Under Senate rules, supporters would need 60 votes for their plan if Democrats try to block it. That means proponents would have to persuade at least a few Democrats to join them if the plan is to become law.

That was partly the reason behind a two-day tour to five states that Bush began Thursday to sell his Social Security program. Each state is represented in the Senate by at least one Democrat who GOP strategists believe might back the president's proposal.

"Now is the time to put partisanship aside and focus on saving Social Security for young workers," Bush said in Fargo, N.D.

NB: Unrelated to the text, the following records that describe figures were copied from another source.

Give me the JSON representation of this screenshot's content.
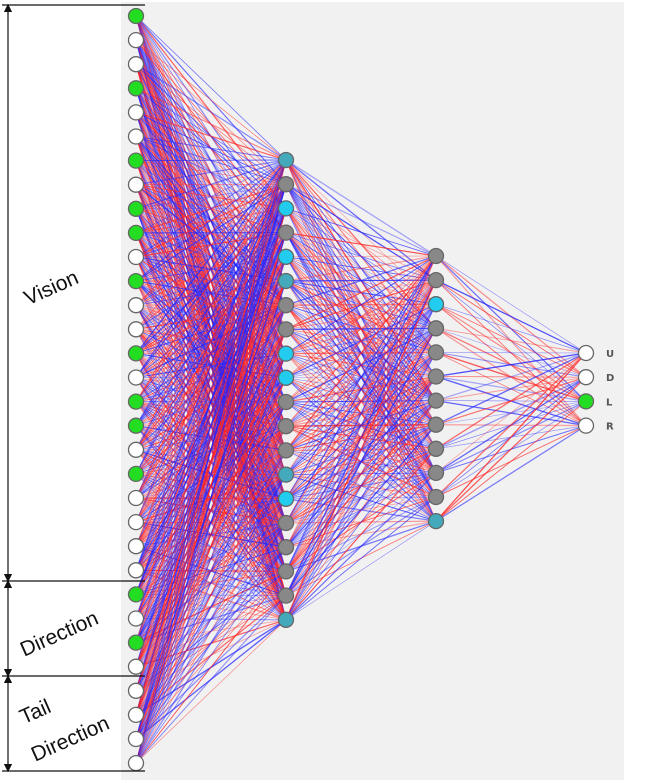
{
  "labels": {
    "vision": "Vision",
    "direction": "Direction",
    "tail_line1": "Tail",
    "tail_line2": "Direction"
  },
  "colors": {
    "panel": "#f1f1f1",
    "node_white": "#ffffff",
    "node_green": "#22dd22",
    "node_cyan": "#22ccee",
    "node_teal": "#44aabb",
    "node_gray": "#888888",
    "node_stroke": "#666666",
    "weight_positive": "#ff2222",
    "weight_negative": "#2222ff"
  },
  "network": {
    "input": {
      "count": 32,
      "states": [
        "g",
        "w",
        "w",
        "g",
        "w",
        "w",
        "g",
        "w",
        "g",
        "g",
        "w",
        "g",
        "w",
        "w",
        "g",
        "w",
        "g",
        "g",
        "w",
        "g",
        "w",
        "w",
        "w",
        "w",
        "g",
        "w",
        "g",
        "w",
        "w",
        "w",
        "w",
        "w"
      ]
    },
    "hidden1": {
      "count": 20,
      "states": [
        "t",
        "d",
        "c",
        "d",
        "c",
        "t",
        "d",
        "d",
        "c",
        "c",
        "d",
        "d",
        "d",
        "t",
        "c",
        "d",
        "d",
        "d",
        "d",
        "t"
      ]
    },
    "hidden2": {
      "count": 12,
      "states": [
        "d",
        "d",
        "c",
        "d",
        "d",
        "d",
        "d",
        "d",
        "d",
        "d",
        "d",
        "t"
      ]
    },
    "output": {
      "count": 4,
      "states": [
        "w",
        "w",
        "g",
        "w"
      ],
      "labels": [
        "U",
        "D",
        "L",
        "R"
      ]
    }
  },
  "groups": [
    {
      "name": "Vision",
      "first_input": 0,
      "last_input": 23
    },
    {
      "name": "Direction",
      "first_input": 24,
      "last_input": 27
    },
    {
      "name": "Tail Direction",
      "first_input": 28,
      "last_input": 31
    }
  ]
}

Bush wants to let workers divert up to two-thirds of their Social Security taxes into private accounts that they could invest in stocks and bonds. At the same time, the guaranteed benefit would be cut, though by how much is not clear.

Many Democrats favor personal accounts, but want them in addition to benefits paid by Social Security.

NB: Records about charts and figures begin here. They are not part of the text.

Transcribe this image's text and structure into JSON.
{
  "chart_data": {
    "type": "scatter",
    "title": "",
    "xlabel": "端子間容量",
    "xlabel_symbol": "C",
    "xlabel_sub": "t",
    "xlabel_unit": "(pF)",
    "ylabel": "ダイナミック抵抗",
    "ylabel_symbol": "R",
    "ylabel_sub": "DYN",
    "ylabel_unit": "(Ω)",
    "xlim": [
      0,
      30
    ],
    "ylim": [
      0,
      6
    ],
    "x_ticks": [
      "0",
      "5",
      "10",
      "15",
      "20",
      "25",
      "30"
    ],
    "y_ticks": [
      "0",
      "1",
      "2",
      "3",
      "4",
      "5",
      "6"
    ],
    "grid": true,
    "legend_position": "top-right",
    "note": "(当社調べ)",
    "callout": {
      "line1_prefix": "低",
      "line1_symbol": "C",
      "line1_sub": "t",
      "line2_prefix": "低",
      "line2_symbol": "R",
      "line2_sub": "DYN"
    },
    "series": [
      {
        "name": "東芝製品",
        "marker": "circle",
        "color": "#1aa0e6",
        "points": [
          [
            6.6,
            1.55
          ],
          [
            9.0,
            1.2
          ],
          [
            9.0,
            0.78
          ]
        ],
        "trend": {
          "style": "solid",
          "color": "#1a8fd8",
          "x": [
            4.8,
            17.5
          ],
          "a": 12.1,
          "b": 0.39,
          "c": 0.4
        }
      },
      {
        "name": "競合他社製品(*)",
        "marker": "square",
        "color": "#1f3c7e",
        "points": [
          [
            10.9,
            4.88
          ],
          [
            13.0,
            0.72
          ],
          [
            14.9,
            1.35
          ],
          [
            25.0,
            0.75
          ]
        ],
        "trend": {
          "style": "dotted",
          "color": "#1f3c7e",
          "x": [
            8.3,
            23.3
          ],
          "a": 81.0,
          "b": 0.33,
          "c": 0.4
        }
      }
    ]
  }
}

Bush's proposal is also stirring worry in the House, where Republicans have often fallen in behind his programs.

"I've talked to some of my colleagues and they're panic-stricken," said Rep. Mark Foley, R-Fla., who said he welcomes a serious debate over the sweeping changes Bush outlined in his State of the Union address Wednesday.

Two House Republicans with years of expertise on Social Security offered an alternate plan, saying the Bush proposal was too risky politically. They suggested bolstering the program with money from general revenues rather than the payroll tax.

"I think politically it's the most salable. It's not going to scare anybody," said Florida Rep. Clay Shaw, who for six years was chairman of the House Ways and Means subcommittee on Social Security. "It does preserve Social Security as it is today. If we're going to attract some Democrats, that's the way to go."

The subcommittee's current chairman, GOP Rep. James McCrery of Louisiana, said taking money out of the existing Social Security system for private accounts gives a powerful argument to the plan's opponents, including the 35 million-member AARP, which represents older Americans.

"The AARP and the Democrats think if you divert some money from the trust fund," the existing program will be undermined, McCrery said. "That is true on its face. It does decrease the level of the trust fund. Politically, that's going to be a very strong tool that (opponents) can use to defeat a plan."

McCrery and Shaw said in separate interviews that, like Bush, they want to create personal accounts. But they said they favor paying for them with general revenue, which probably would mean borrowing the money.

In that case, they said, taxes collected for Social Security would be left alone to pay for traditional program benefits.

Sen. Rick Santorum, the No. 3 Republican in the Senate, acknowledged the dissent over Bush's plan but said it should diminish as members of Congress learn more.

"We have a lot of work to do, not just among the American people, but in our own caucus," said Santorum, R-Pa.

Rep. Jack Kingston, R-Ga., who serves in the House leadership, appeared less worried. He said he left a GOP retreat last week convinced members were "enthusiastic about taking on a challenge and giving it a good honest effort."